Cela suffit-il pour prouver que les choses matérielles existent? On serait d'abord tenté de le penser. À quelle cause extérieure, en effet, puis-je attribuer la production, en moi, d'idées représentant des êtres étendus, colorés et de densité variable, sinon à des êtres étendus, colorés et de densité variable? Pour reprendre le vocabulaire de Descartes dans ce texte, n'est-il pas nécessaire que la réalité contenue “objectivement” (sous forme de représentation) dans mes idées soit déjà contenue “formellement” (en chair et en os) dans ce qui produit mes idées? Car qu'il y ait moins de réalité dans une cause que dans l'effet qu'elle engendre, nous ne saurions l'admettre.

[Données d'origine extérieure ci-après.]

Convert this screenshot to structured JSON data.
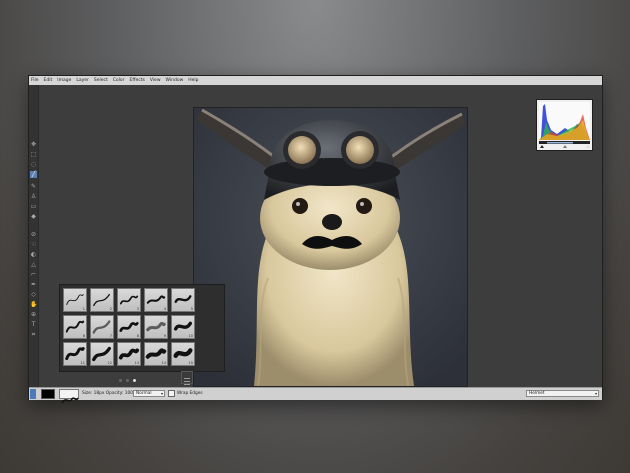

Certes, convient Descartes, mais il est en revanche fort possible que la cause contienne une réalité bien supérieure à celle de son effet. En d'autres termes, ce qui est contenu objectivement dans une idée peut être contenu, non pas formellement, mais “éminemment”, dans la cause de cette idée. Si l'idée en question est celle d'une chose corporelle, il faudra alors chercher sa cause, non dans “un corps”, mais en “Dieu même” ou dans “quelqu'autre créature plus noble que le corps”. Bref, tant qu'on n' pas prouvé que nos idées des choses matérielles nous sont bien “envoyées” par des choses matérielles, la possibilité n'est pas exclue qu'aucune chose matérielle n'existe et que ces idées nous soient envoyées par Dieu, directement ou indirectement.

Prouver l'existence des choses corporelles revient alors à prouver que nous ne nous trompons pas, nous qui croyons unanimement que c'est par ces choses, et non “par d'autres causes”, que sont produites les idées qui nous les représentent. Arrêtons-nous un instant sur ce verbe “tromper” et les deux usages qu'il autorise en français: “être trompé” d'une part, “se tromper” de l'autre. L'homme qui “se trompe” est jugé responsable de son erreur: on estime qu'il avait en mains les éléments qui auraient dû lui permettre de ne pas y tomber. Dire d'un homme qu'il est “trompé”, abusé, c'est au contraire le poser en victime, inéluctablement condamné à l'erreur par une puissance perverse. Est-il concevable que je “me trompe” quand, éprouvant une “très grande inclination à croire” que mes idées des choses matérielles “partent” de choses matérielles, je cède à cette inclination? Il faudrait pour cela que je dispose d'un moyen de ne pas lui céder, que je puisse par exemple lui opposer une autre “faculté” qui m'apprendrait qu'en réalité ces idées sont produites en moi par Dieu ou par une autre substance plus noble que la matière. Or je ne découvre en moi “aucune” faculté de ce genre, rien qui soit susceptible de freiner mon inclination à croire aux choses matérielles, inclination qui m'entraîne irrésistiblement. Si donc cette inclination était une erreur, si j'avais tort de la suivre, on ne pourrait pas dire que je me trompe: il faudrait dire que je suis trompé, abusé d'une façon perverse par l'être qui, produisant en moi (directement ou non) les idées de choses qui n'existent pas, me rend incapable de ne pas croire à leur existence. Cet être, écrit Descartes, “je ne vois pas comment on pourrait l'excuser de tromperie”.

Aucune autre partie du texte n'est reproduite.